No Guarantee of Higher Salary or Better Opportunities
Finally, attending graduate school does not guarantee a higher salary or better opportunities. As mentioned above, work experience can be more valuable than a master’s degree in some fields.
Additionally, a master’s degree will probably earn you a higher salary than a bachelor’s degree. However, while you’re in school for several years, your working peers will be climbing the career ladder. By the time you complete grad school, they may be earning a salary that’s about the same as yours, and you’ll still have grad school debt to pay.
Of course, if you can work while you’re in graduate school, that will help mitigate some of this gap, but that’s not always a possibility, and even when it is, it can make for high-stress lifestyle. That said, many adults go this route, and that may be an option for you as well.

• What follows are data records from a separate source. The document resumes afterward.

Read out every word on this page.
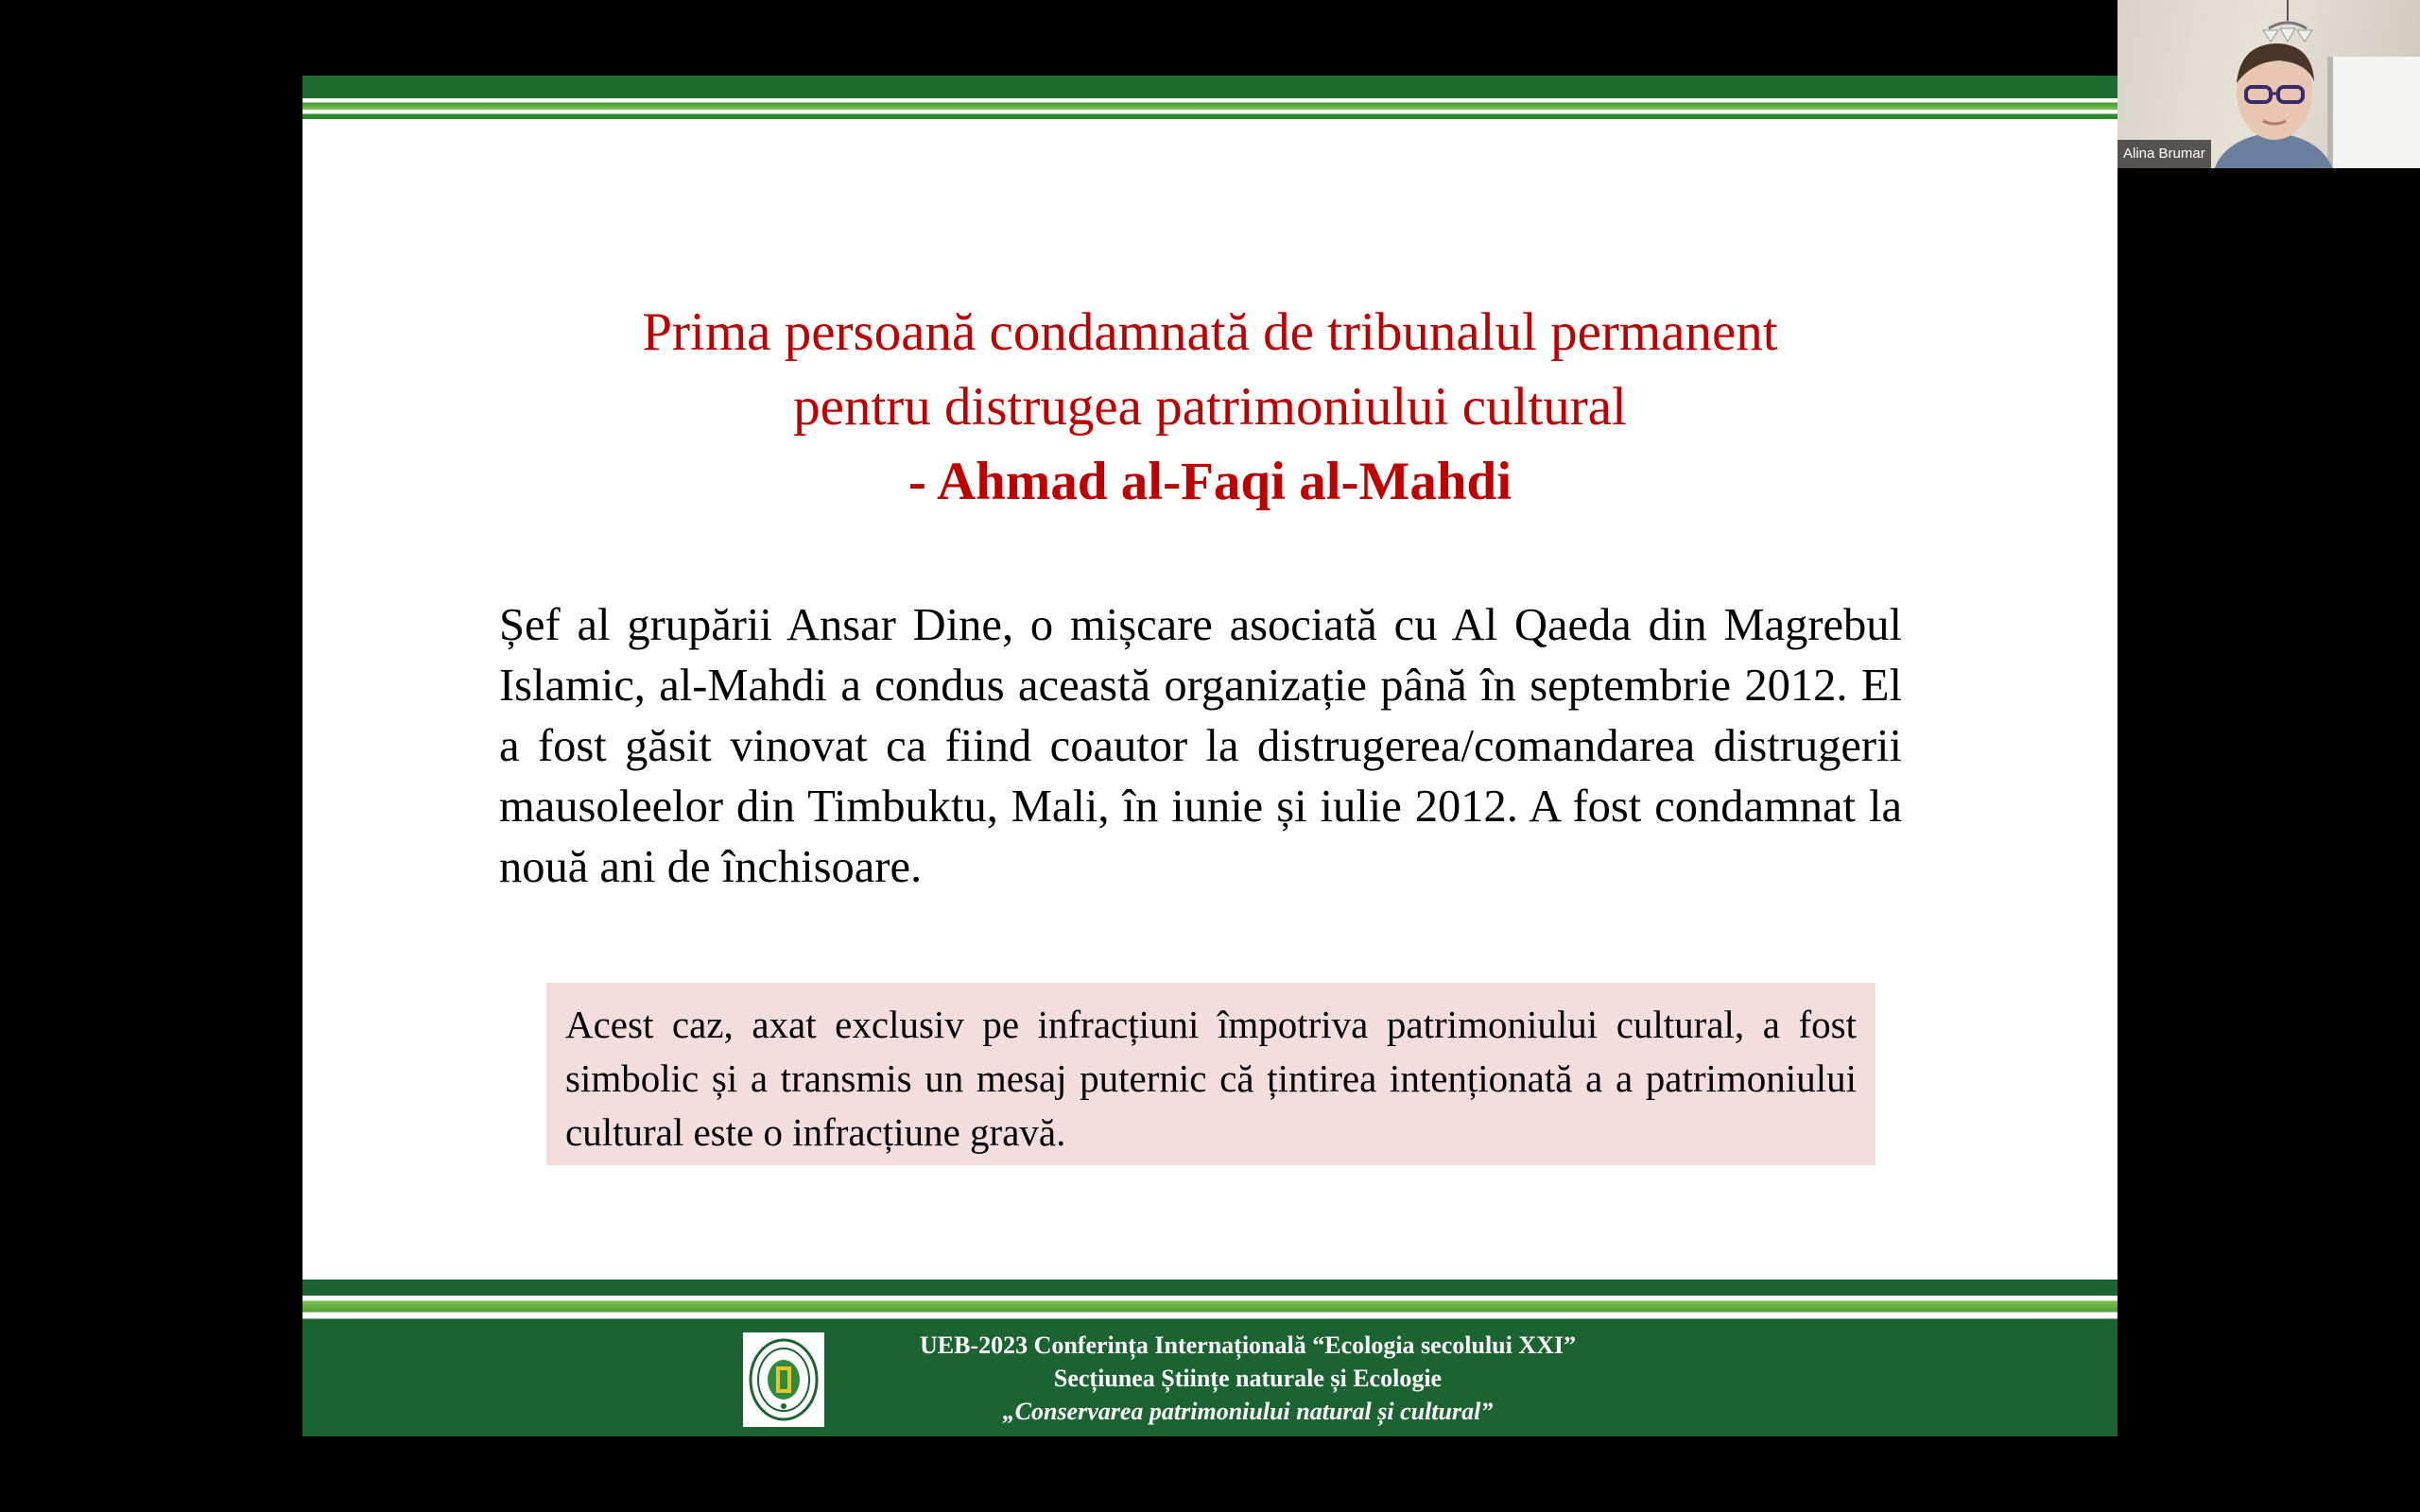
Prima persoană condamnată de tribunalul permanent
pentru distrugea patrimoniului cultural
- Ahmad al-Faqi al-Mahdi
Șef al grupării Ansar Dine, o mișcare asociată cu Al Qaeda din Magrebul Islamic, al-Mahdi a condus această organizație până în septembrie 2012. El a fost găsit vinovat ca fiind coautor la distrugerea/comandarea distrugerii mausoleelor din Timbuktu, Mali, în iunie și iulie 2012. A fost condamnat la nouă ani de închisoare.
Acest caz, axat exclusiv pe infracțiuni împotriva patrimoniului cultural, a fost simbolic și a transmis un mesaj puternic că țintirea intenționată a a patrimoniului cultural este o infracțiune gravă.
UEB-2023 Conferința Internațională “Ecologia secolului XXI”
Secțiunea Științe naturale și Ecologie
„Conservarea patrimoniului natural și cultural”
Alina Brumar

Again, it all depends on the career field you’re planning to enter. Look into the opportunities and salary you’re likely to have with a bachelor’s vs. master’s. If you have friends in the field, talk to them about whether graduate school is a wise investment.
Final Thoughts: Pros and Cons of Going to Grad School
If the career you’d like to pursue requires a graduate degree, your decision is already made. Grad school it is!
If an advanced degree isn’t required in your field, do some research to determine whether it’s worth it.
- How much will your grad school program cost? How much total debt will you have?
- After graduation, how much money will you likely earn?
- Are there career opportunities you’ll have with a graduate degree that you wouldn’t have with a master’s degree?
- Do employers in your field consider advanced education or work experience more valuable?
Before investing your time and money in graduate school, you should be confident in your decision. Do your research, talk to friends or acquaintances in the field, and think about what you really want to do.
Unless your choice of career dictates your decision, there’s no right or wrong answer.